Do not trust the client’s declared MIME type. Validate by checking the file’s magic bytes (the first few bytes that identify the format):

import { fileTypeFromBuffer } from "file-type";

const ALLOWED_TYPES = new Set([
  "image/jpeg",
  "image/png",
  "image/gif",
  "image/webp",
  "application/pdf",
]);

async function validateMimeType(firstChunk: Buffer, declaredType: string): Promise<string | null> {
  // Check magic bytes
  const detected = await fileTypeFromBuffer(firstChunk);
  const actualType = detected?.mime ?? declaredType;

  if (!ALLOWED_TYPES.has(actualType)) {
    return null; // Rejected
  }

  return actualType;
}

[!NOTE] The file-type package reads the first bytes of a file to detect its actual type, regardless of the extension or declared Content-Type. Install it with npm install file-type.

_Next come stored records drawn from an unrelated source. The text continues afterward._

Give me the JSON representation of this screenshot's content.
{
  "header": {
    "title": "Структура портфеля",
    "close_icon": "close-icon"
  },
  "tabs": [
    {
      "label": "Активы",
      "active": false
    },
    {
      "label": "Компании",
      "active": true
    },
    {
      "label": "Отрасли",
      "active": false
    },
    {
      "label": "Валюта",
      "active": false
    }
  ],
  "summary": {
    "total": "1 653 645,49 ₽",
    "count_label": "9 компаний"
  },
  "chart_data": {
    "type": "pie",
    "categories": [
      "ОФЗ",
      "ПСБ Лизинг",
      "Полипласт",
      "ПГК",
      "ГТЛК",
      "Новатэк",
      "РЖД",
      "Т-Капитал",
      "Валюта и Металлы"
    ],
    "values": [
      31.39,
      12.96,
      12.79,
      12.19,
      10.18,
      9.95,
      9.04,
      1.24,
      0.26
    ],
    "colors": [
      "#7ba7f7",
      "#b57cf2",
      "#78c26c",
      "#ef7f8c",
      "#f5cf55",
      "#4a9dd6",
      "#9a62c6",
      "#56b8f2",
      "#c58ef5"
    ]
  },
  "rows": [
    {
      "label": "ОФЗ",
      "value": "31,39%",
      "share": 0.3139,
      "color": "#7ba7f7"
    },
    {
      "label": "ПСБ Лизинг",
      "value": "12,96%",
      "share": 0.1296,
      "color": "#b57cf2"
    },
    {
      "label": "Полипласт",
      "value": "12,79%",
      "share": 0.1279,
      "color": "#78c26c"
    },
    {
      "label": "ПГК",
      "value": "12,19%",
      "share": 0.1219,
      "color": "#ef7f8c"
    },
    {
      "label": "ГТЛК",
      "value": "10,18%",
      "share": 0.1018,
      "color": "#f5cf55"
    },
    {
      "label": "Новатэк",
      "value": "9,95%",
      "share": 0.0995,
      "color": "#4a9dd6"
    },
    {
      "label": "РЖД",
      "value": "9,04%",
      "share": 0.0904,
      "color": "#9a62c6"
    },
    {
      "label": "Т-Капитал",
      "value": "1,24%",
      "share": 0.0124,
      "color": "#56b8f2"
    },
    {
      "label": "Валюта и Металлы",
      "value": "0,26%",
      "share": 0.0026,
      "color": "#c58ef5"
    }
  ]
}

The declared MIME type (image/jpeg) can be faked. The magic bytes cannot — a JPEG always starts with FF D8 FF, a PNG with 89 50 4E 47. Checking magic bytes prevents an attacker from uploading a script disguised as an image.

Filename sanitization

Never use the original filename as-is. It could contain path traversal characters (../../etc/passwd), special characters that break file systems, or be unreasonably long.

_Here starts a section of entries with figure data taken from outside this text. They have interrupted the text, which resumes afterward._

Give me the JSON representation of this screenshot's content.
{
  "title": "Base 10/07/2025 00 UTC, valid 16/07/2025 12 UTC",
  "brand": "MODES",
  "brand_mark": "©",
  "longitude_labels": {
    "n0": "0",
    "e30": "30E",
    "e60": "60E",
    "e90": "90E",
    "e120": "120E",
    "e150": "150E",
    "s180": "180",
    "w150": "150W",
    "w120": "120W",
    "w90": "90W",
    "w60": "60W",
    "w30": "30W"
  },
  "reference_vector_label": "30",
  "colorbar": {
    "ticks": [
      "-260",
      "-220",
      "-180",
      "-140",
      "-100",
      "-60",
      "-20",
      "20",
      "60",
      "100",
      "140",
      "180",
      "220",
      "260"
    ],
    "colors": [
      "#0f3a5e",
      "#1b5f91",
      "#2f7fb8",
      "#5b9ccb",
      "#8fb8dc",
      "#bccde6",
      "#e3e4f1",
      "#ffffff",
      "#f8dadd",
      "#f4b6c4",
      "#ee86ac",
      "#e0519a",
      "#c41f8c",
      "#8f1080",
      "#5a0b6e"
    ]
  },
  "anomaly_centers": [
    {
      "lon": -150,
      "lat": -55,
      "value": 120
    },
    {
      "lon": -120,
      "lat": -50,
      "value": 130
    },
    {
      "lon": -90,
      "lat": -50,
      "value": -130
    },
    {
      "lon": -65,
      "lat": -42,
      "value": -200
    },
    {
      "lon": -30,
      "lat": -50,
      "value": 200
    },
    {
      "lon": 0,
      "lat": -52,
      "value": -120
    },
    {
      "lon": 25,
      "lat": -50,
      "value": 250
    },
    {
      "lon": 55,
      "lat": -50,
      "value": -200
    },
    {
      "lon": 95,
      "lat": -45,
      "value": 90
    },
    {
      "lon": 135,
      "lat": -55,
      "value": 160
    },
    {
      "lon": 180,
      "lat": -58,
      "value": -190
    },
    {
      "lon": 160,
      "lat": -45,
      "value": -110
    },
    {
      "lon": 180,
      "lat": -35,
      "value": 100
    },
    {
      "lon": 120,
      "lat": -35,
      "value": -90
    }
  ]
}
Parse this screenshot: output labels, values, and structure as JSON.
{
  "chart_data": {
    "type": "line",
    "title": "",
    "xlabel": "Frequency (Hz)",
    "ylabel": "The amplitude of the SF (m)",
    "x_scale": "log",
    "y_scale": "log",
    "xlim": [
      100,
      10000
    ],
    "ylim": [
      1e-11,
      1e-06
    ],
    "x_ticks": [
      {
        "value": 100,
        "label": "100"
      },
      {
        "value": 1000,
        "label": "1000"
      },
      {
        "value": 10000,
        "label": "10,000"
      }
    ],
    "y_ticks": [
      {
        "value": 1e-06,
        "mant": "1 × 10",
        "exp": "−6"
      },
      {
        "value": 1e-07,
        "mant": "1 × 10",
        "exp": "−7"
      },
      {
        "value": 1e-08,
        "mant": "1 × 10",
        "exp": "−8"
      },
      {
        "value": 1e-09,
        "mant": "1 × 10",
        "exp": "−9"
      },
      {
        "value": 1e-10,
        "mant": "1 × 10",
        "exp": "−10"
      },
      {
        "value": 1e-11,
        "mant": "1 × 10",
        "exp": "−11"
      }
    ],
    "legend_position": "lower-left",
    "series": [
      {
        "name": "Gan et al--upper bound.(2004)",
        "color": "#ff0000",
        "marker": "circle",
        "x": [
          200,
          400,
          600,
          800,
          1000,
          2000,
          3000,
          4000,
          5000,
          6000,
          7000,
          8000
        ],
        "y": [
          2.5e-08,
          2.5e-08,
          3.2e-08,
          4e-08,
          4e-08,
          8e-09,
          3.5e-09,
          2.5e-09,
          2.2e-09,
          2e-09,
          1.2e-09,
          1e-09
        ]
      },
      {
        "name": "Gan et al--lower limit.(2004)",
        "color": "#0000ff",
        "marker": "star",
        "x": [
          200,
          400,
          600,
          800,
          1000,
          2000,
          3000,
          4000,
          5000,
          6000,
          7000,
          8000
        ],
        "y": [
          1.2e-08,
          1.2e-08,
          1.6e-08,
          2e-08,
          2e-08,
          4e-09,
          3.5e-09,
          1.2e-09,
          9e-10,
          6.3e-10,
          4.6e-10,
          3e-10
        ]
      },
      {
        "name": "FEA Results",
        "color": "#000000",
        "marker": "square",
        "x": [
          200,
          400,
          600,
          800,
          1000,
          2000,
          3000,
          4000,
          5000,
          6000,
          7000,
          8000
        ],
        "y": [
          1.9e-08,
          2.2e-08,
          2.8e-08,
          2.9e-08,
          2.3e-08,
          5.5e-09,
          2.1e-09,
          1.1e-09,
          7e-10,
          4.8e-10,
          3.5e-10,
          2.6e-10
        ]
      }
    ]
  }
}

import { extname } from "node:path";

function sanitizeFilename(original: string): string {
  // Extract extension
  const ext = extname(original).toLowerCase();

  // Generate a safe, unique name
  return `${crypto.randomUUID()}${ext}`;
}

The simplest approach: ignore the original filename entirely and generate a UUID. Store the original name in the database (for display) and use the UUID on disk.

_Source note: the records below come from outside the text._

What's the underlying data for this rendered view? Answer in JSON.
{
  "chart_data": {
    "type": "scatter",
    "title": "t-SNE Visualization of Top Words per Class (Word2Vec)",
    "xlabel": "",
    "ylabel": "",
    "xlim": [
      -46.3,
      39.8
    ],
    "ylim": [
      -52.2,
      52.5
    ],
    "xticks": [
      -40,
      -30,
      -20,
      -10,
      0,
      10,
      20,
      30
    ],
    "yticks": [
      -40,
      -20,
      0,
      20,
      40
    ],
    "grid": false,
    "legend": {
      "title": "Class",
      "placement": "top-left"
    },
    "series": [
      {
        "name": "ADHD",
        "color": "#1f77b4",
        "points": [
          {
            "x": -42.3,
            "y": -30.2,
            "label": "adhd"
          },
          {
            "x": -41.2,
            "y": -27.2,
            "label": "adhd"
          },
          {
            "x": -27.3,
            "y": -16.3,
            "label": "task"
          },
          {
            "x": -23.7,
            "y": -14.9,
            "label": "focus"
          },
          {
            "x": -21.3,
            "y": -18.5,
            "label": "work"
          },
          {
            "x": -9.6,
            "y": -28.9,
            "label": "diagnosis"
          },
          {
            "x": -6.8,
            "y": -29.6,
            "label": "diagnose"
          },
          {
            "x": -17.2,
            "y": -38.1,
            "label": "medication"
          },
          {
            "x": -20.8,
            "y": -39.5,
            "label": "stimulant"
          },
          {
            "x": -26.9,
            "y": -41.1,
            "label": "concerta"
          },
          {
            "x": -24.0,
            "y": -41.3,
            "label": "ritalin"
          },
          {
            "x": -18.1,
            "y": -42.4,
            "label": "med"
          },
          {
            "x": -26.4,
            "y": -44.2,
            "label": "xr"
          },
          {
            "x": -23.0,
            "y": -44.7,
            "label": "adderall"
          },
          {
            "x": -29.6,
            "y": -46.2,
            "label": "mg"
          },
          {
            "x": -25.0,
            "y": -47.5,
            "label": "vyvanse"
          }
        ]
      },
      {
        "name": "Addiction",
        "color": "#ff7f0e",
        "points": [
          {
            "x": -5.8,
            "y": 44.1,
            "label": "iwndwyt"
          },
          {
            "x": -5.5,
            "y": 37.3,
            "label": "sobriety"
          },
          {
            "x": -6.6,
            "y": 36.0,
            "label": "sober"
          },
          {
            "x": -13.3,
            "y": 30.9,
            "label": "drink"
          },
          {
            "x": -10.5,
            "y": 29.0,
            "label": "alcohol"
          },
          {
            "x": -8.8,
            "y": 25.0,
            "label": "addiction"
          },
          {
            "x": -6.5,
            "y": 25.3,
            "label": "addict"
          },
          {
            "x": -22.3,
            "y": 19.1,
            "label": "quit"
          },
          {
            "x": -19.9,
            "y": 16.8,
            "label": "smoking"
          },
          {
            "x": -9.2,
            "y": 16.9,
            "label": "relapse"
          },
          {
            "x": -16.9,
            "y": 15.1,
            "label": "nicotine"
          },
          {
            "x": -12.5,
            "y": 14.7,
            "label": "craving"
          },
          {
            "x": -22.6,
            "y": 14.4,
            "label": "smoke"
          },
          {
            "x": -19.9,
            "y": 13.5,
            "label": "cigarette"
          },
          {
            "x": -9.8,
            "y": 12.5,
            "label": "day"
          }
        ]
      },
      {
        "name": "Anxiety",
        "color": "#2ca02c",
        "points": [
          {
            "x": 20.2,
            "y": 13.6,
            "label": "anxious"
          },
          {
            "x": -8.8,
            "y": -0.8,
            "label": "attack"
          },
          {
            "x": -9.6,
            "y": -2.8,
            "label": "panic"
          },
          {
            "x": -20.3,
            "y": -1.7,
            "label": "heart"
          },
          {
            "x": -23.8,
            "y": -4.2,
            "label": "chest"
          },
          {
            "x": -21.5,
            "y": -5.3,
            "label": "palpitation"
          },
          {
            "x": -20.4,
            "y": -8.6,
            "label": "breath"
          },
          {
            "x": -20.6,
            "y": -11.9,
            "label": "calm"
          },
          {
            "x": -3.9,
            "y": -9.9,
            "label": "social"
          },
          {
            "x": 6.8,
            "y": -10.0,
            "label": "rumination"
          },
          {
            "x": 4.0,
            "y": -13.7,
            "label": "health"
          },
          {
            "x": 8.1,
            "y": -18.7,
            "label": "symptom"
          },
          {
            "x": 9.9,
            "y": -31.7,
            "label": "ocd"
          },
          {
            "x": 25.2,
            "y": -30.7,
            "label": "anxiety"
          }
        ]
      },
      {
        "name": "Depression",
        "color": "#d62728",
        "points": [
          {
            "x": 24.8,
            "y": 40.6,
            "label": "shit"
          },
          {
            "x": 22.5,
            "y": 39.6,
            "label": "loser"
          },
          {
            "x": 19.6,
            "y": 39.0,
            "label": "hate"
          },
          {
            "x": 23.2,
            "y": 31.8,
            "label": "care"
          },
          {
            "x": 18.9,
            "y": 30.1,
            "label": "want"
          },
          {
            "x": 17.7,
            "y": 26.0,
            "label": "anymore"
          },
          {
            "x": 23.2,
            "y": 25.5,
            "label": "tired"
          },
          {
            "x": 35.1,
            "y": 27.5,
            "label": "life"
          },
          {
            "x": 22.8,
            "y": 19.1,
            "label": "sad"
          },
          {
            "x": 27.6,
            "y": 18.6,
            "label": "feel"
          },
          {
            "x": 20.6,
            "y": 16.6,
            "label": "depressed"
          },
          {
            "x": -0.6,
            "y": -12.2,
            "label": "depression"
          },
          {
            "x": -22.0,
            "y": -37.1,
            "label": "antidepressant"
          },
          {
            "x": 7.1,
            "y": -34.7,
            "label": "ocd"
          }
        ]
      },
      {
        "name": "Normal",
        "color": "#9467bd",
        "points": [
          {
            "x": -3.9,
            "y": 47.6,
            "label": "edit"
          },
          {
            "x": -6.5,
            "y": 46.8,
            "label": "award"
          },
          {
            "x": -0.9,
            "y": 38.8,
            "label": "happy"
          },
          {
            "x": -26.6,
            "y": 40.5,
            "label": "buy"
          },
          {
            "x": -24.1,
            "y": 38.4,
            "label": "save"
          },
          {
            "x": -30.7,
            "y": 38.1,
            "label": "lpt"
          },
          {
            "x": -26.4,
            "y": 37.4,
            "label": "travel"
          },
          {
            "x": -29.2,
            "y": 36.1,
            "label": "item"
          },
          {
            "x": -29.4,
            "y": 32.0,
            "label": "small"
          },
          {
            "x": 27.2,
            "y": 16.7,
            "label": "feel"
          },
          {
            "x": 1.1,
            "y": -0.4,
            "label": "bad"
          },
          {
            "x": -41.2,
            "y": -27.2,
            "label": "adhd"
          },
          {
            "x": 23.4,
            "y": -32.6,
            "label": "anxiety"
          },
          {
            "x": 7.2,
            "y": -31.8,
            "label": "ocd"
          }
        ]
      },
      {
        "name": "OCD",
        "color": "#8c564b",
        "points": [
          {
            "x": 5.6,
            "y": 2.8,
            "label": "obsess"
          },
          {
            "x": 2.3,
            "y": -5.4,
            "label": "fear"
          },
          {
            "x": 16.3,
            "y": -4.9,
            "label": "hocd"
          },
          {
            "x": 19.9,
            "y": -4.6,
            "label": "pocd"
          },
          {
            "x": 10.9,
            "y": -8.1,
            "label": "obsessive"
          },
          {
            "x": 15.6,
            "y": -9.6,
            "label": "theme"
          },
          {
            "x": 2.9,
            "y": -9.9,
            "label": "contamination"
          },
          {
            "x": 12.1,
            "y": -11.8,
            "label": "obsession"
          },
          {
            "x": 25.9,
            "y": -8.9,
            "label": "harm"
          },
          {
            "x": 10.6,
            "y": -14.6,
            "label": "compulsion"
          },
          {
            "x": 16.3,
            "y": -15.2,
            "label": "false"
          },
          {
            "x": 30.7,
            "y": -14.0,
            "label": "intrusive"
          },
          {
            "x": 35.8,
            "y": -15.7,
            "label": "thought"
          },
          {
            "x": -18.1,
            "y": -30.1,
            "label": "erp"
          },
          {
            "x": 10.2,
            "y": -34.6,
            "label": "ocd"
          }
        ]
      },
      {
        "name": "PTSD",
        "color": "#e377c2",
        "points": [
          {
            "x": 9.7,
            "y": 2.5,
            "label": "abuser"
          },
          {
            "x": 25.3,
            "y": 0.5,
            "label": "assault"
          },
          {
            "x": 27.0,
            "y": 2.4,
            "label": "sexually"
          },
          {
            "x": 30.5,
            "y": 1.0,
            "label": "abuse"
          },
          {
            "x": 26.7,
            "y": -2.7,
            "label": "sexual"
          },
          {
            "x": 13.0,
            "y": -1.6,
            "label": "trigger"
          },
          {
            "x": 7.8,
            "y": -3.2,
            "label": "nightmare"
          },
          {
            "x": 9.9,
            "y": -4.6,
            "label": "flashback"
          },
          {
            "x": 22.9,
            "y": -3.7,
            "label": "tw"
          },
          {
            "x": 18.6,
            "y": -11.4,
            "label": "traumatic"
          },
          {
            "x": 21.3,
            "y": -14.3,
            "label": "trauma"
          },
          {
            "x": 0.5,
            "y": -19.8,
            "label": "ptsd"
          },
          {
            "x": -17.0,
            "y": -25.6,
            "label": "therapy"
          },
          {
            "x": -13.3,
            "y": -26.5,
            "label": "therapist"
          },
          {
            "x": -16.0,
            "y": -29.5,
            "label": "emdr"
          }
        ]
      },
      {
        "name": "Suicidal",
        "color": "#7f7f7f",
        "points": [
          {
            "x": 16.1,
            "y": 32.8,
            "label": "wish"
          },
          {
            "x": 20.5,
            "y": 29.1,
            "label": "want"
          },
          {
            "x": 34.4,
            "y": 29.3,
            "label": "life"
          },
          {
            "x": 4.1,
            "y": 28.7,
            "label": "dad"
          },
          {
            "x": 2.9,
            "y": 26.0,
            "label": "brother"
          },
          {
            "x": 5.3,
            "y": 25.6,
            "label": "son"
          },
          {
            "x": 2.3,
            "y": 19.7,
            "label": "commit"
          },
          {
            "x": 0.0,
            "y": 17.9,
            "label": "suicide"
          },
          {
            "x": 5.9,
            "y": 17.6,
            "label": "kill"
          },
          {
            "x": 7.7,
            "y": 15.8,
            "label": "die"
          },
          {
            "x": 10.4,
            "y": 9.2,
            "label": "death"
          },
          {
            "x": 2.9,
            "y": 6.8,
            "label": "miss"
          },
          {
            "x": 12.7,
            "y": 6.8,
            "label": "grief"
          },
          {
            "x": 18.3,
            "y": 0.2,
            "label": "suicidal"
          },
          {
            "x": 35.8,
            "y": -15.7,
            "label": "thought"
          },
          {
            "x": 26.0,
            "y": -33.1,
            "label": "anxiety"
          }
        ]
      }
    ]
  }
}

If you need to preserve the original name for some reason, strip dangerous characters:

function sanitizePreserveName(original: string): string {
  return original
    .replace(/[^a-zA-Z0-9._-]/g, "_") // Replace special chars with underscore
    .replace(/\.{2,}/g, ".") // Collapse multiple dots
    .replace(/^\./, "_") // No leading dot (hidden files)
    .slice(0, 200); // Limit length
}

Putting it together

route.post("/upload", {
  resolve: async (c) => {
    try {
      const { fields, file } = await parseMultipartWithLimits(c.request);

      if (!file) {
        return Response.json({ error: "No file uploaded" }, { status: 400 });
      }

      // Validate MIME type (check first chunk)
      const chunks: Buffer[] = [];
      for await (const chunk of file.stream) {
        chunks.push(Buffer.from(chunk));
      }
      const buffer = Buffer.concat(chunks);

      const validType = await validateMimeType(buffer, file.mimeType);
      if (!validType) {
        return Response.json(
          { error: `File type not allowed. Allowed: ${[...ALLOWED_TYPES].join(", ")}` },
          { status: 400 },
        );
      }

      // Sanitize filename
      const storedName = sanitizeFilename(file.filename);

      // Next lesson: save to disk
      return Response.json({
        originalName: file.filename,
        storedName,
        mimeType: validType,
        size: buffer.length,
      });
    } catch (err: any) {
      if (err.message?.includes("limit")) {
        return Response.json({ error: err.message }, { status: 413 });
      }
      return Response.json({ error: "Upload failed" }, { status: 500 });
    }
  },
});

Status 413 (Payload Too Large) for files that exceed the size limit.

Exercises

Exercise 1: Upload a file larger than the limit. Verify you get 413.

Exercise 2: Upload a .txt file when only images are allowed. Verify it is rejected.

Exercise 3: Upload a file named ../../etc/passwd.jpg. Verify the stored name is a UUID, not the malicious path.

Exercise 4: Rename a .txt file to .jpg and upload it. Verify the magic byte check catches the mismatch.

Why do we check magic bytes instead of trusting the declared MIME type?